Commissioners approve plaza protest ordinance 3-2

A protester holds her sign out to the crowd at the Nights of Lights lighting ceremony in the plaza.

By Katie Garwood |

Update: Tuesday, Nov. 13 at 7 p.m.

St. Augustine city commissioners voted Tuesday to approve an ordinance that would bar protest and counter protest participants from entering the Plaza de la Constitución, requiring them to remain on the plaza’s perimeter sidewalks.

The commissioners voted the same way they did several weeks ago at the ordinance’s first reading. Vice Mayor Todd Neville, who voted “no,” did so because the timing of the ordinance’s proposal. On Saturday, Rev. Ron Rawls will lead a protest in the Plaza de la Constitución, calling to tear down the Confederate monument that sits in the plaza.

In response, City Attorney Isabelle Lopez said the ordinance had been in the works for months, and after research and rewriting, it was completed and ready for the commission to vote on in October. She reiterated that the ordinance’s purpose was to keep protesters safe, not to silence them.

Mayor Nancy Shaver supported the ordinance, saying her first priority as a commissioner is to ensure the safety of the city, and to do so, the ordinance was a necessity.

All but one of around 10 who spoke during time for public comment opposed the ordinance. Speakers cited the ordinance was a breach of First Amendment rights and targeted specific protest groups, such as those led by Rev. Rawls.


Original story: Monday, Oct. 22 at 9:30 p.m.

A city ordinance that would require “protest and counter-protest participants” to remain on the perimeter sidewalks in the Plaza de la Constitución and allow participants to be “lawfully separated from each other by law enforcement personnel” was sent to a second reading at Monday night’s commission meeting. 

The final ordinance will be voted on at a later meeting.

The definition of a protest and how many people are required to be in attendance for it to be a protest were among the elements of the ordinance that commissioners asked to be clarified, and subsequently sent the ordinance to second reading.

Mayor Nancy Shaver and commissioners Roxanne Horvath and Leanna Freeman voted yes, while Vice Mayor Todd Neville and commissioner Nancy Sikes-Kline voted against the second reading. Sikes-Kline rose concerns that the ordinance infringed upon First Amendment rights.

City attorney Isabelle Lopez said the intent behind the creation of the ordinance was to ensure all parties involved in protest were safe, their message isn’t silenced and those attending events in the plaza aren’t insulated from the protestors’ messages. Essentially, the ordinance is a line of protection against uprisings similar to those seen in Charlottesville, Virginia last year.

“If you as government and police do nothing and allow a group whose views may be very radical and whose behavior may incite a very passionate counter reaction, if you do nothing, and that group who holds very unpopular views in the midst of this festival gets attacked, then you have failed in protecting their first amendment rights,” Lopez said.

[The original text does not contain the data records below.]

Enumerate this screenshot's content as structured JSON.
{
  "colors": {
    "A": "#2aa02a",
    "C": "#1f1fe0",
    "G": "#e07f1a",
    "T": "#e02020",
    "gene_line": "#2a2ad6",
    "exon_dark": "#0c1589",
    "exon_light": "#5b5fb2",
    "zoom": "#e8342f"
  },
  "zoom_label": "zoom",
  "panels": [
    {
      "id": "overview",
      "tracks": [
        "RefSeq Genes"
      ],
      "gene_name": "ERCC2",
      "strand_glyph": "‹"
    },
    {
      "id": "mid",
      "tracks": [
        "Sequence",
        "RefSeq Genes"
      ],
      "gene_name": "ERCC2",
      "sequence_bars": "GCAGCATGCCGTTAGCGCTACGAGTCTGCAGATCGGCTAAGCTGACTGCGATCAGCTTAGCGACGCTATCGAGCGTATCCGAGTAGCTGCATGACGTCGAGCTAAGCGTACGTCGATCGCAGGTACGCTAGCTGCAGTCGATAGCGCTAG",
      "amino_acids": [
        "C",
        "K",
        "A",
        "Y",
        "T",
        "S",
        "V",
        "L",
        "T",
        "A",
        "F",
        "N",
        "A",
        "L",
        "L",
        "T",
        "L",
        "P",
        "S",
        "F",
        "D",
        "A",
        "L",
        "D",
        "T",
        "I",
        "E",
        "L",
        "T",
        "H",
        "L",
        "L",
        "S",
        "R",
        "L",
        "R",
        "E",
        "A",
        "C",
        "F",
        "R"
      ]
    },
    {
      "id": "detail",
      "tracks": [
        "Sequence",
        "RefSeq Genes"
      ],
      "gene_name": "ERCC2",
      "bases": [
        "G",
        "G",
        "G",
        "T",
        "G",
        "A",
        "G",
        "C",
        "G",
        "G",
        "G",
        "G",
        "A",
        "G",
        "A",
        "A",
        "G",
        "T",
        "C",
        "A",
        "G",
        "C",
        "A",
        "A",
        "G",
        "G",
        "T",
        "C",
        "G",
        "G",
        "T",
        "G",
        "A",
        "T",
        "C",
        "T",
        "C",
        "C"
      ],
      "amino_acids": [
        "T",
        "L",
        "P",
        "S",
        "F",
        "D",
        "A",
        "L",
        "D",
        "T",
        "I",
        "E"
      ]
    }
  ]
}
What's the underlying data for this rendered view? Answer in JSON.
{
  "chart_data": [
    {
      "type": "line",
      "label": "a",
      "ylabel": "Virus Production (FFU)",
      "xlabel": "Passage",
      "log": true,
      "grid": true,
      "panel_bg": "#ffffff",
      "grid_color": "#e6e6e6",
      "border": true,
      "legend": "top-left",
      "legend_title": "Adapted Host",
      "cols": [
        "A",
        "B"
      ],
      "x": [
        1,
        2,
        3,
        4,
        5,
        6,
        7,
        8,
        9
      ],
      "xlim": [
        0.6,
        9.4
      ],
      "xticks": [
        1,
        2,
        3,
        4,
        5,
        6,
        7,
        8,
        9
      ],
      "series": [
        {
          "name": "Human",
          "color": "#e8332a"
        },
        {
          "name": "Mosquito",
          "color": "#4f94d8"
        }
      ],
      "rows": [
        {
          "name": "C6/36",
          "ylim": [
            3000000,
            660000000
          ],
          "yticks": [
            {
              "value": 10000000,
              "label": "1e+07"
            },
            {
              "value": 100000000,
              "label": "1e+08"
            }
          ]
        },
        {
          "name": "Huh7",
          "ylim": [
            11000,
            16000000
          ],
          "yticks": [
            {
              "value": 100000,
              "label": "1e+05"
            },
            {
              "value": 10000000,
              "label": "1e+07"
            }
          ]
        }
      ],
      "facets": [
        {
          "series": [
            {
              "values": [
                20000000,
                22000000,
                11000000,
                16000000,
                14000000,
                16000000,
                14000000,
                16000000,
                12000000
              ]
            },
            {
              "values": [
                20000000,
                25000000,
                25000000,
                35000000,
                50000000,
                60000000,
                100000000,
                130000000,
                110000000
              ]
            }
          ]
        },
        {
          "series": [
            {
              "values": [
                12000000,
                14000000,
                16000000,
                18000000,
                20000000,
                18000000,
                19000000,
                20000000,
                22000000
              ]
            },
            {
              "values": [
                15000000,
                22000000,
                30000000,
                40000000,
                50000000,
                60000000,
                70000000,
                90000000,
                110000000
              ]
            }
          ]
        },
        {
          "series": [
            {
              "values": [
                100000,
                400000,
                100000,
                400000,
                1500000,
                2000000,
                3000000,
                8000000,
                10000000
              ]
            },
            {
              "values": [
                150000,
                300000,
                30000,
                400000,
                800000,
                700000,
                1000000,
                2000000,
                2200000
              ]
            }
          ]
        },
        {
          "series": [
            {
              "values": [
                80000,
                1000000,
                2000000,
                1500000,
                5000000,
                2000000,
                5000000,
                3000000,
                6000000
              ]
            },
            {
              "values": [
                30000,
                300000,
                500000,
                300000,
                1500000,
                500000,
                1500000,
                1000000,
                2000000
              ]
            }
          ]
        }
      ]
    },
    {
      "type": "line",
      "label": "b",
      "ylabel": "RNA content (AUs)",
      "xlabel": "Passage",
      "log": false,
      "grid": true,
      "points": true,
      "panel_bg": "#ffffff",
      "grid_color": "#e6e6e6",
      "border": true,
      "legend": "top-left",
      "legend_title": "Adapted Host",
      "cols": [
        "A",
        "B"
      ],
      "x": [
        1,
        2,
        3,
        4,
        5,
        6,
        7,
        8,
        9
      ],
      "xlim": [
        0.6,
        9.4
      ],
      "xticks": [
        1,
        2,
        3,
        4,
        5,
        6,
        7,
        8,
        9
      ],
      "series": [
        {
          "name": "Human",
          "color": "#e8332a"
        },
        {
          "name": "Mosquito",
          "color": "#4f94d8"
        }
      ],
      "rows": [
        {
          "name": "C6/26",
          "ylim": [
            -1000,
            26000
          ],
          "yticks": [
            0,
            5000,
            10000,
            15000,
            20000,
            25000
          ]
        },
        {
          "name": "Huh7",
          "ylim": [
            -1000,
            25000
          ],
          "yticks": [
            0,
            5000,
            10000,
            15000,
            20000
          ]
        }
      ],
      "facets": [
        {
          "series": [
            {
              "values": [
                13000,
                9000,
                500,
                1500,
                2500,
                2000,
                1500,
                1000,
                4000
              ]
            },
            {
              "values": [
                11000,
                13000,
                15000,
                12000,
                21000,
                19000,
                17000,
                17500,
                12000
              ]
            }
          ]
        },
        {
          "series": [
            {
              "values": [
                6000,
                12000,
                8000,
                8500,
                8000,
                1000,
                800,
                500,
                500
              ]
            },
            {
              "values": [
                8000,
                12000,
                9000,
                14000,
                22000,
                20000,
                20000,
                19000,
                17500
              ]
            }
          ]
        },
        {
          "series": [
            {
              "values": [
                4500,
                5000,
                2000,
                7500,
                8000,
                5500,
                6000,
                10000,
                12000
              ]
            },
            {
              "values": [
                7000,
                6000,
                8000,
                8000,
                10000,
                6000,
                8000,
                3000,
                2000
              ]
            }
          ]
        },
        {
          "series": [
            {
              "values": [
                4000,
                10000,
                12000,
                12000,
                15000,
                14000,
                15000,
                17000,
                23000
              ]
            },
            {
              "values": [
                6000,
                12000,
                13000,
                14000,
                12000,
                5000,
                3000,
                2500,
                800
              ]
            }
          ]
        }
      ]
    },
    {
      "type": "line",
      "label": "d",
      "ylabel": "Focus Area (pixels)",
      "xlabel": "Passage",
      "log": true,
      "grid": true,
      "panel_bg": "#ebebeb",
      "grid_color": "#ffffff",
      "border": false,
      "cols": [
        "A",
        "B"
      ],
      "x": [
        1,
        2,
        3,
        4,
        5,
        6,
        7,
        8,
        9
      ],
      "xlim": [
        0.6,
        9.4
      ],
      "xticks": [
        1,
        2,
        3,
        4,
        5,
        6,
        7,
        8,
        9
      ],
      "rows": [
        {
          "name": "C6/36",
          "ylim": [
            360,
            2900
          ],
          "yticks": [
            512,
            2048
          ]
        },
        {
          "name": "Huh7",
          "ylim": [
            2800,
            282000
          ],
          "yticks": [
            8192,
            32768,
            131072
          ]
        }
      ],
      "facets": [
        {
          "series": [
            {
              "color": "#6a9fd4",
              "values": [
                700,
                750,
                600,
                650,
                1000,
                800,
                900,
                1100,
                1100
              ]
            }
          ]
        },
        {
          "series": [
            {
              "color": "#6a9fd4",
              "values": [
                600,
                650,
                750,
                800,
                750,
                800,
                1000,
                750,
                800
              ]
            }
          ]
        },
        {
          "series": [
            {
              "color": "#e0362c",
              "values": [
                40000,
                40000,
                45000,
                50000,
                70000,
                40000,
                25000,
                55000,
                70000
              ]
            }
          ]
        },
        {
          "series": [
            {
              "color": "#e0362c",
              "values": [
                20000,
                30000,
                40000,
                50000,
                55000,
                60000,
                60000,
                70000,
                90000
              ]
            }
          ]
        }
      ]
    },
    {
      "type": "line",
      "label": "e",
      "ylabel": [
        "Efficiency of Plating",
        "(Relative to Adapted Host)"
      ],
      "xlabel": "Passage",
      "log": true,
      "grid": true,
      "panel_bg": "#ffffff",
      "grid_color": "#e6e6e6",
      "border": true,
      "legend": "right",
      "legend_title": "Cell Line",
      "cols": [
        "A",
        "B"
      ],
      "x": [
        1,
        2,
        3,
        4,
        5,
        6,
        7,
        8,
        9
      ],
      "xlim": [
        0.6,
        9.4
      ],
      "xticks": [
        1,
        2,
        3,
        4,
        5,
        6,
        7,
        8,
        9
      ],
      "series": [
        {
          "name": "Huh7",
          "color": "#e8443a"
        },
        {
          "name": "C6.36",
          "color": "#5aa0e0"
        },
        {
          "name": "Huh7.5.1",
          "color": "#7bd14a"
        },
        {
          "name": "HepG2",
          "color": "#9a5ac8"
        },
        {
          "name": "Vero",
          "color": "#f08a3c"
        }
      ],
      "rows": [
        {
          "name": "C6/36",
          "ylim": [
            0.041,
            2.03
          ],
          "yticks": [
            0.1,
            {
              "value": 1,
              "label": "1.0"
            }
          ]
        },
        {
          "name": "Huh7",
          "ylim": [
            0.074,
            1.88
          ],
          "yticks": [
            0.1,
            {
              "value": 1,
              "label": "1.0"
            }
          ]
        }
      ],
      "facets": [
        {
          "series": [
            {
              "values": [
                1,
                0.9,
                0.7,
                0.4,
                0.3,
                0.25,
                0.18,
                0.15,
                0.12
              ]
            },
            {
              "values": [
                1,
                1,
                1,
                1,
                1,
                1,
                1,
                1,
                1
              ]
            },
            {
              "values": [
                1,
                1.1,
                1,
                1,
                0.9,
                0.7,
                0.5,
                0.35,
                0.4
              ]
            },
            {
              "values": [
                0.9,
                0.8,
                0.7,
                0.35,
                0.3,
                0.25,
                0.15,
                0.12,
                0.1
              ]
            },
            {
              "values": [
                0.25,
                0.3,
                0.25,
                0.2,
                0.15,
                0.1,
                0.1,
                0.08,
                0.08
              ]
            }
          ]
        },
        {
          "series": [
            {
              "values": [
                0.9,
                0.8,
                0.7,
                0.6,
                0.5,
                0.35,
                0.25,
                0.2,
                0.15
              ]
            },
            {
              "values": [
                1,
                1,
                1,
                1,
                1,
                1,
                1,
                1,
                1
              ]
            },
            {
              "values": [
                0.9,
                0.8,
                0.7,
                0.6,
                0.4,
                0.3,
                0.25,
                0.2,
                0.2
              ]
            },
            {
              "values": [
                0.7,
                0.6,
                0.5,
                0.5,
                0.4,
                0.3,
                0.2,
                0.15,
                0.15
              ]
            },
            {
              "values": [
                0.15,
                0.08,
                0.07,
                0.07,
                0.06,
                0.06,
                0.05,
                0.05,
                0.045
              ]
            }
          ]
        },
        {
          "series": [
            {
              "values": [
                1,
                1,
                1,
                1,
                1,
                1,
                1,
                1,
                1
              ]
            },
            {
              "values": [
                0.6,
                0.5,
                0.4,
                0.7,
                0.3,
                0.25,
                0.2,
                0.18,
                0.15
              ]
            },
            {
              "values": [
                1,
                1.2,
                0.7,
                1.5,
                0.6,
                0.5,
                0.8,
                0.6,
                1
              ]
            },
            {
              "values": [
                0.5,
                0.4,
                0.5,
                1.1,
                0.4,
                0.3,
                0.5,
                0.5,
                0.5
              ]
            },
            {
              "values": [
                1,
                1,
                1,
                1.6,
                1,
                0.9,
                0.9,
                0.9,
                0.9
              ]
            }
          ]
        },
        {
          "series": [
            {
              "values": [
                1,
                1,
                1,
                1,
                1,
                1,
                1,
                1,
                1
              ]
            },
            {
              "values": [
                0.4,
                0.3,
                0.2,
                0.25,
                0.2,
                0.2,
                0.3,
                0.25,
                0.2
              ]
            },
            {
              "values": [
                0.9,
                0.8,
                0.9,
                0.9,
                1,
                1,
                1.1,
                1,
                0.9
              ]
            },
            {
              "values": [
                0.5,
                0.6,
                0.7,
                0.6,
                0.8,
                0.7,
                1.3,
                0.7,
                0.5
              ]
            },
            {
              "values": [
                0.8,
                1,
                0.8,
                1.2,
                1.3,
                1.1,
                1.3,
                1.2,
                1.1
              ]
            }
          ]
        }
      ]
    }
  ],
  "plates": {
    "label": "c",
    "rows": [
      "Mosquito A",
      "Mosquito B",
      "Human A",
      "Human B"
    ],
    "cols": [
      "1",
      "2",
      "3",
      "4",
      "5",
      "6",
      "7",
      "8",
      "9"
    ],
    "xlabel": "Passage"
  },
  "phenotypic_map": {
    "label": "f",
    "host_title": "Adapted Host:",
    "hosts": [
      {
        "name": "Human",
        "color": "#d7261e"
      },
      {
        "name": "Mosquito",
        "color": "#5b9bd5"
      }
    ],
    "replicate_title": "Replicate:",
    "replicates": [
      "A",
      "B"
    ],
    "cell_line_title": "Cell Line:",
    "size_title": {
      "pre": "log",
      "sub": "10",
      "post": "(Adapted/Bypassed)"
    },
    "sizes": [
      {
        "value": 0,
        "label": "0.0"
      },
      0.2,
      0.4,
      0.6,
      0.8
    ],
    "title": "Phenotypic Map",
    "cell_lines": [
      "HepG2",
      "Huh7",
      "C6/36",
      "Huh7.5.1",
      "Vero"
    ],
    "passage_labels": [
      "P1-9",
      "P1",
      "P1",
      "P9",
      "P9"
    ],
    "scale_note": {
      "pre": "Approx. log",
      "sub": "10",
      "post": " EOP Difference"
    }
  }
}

Around 10 people spoke during time for public comment. The majority of speakers spoke against passing the ordinance, some citing a lack of violence in past protests to require such legislation. Others noted the ordinance suppressed first amendment rights. The Rev. Ron Rawls said in public comment the ordinance’s creation was rooted in racism and designed to curb his efforts to remove Confederate monuments in the city.

“These are my interpretations of the message being sent with this ordinance by the St. Augustine city manager and the chief of police,” Rawls said. “This is our city, would that n—-r just shut up. This our city, I wish that n—-r would just go away. This is our city, that n—-r makes us feel uncomfortable. This is our city, that n—-r needs to get over it. This is our city, who does that n—- think he is. This is our city, we are going to violate that n—-r’s first amendment constitutional right and create an ordinance to put that n—-r in his place.

“Mayor, city commission, this is your city. What are you going to do with this ordinance created to shackle that n—-r you love to hate? You have an opportunity to stop this white supremacy … The only thing you can’t do is silence this black man’s voice.”

Prior to the meeting on his Facebook page, Rawls said the ordinance was a violation of the First Amendment, and if the city passes it, he plans to sue the city.

Ed Slavin spoke in favor of the ordinance, but proposed a few improvements to be made.

“I think it’s a valid, constitutional regulation of time, place, and manner under the first amendment,” Slavin said, adding the term “protest” could be more tightly defined in the ordinance.

Christine Hatfield said the ordinance is “invalid” if it is “unnecessarily burdensome” and prevents a party from communicating a message or is “selectively enforced.”

“At the end of the day, this board and this mayor have brought this upon themselves,” Hatfield said. “Had you done the right thing and removed the statues, or at least the Loring statue, we might not be here today.”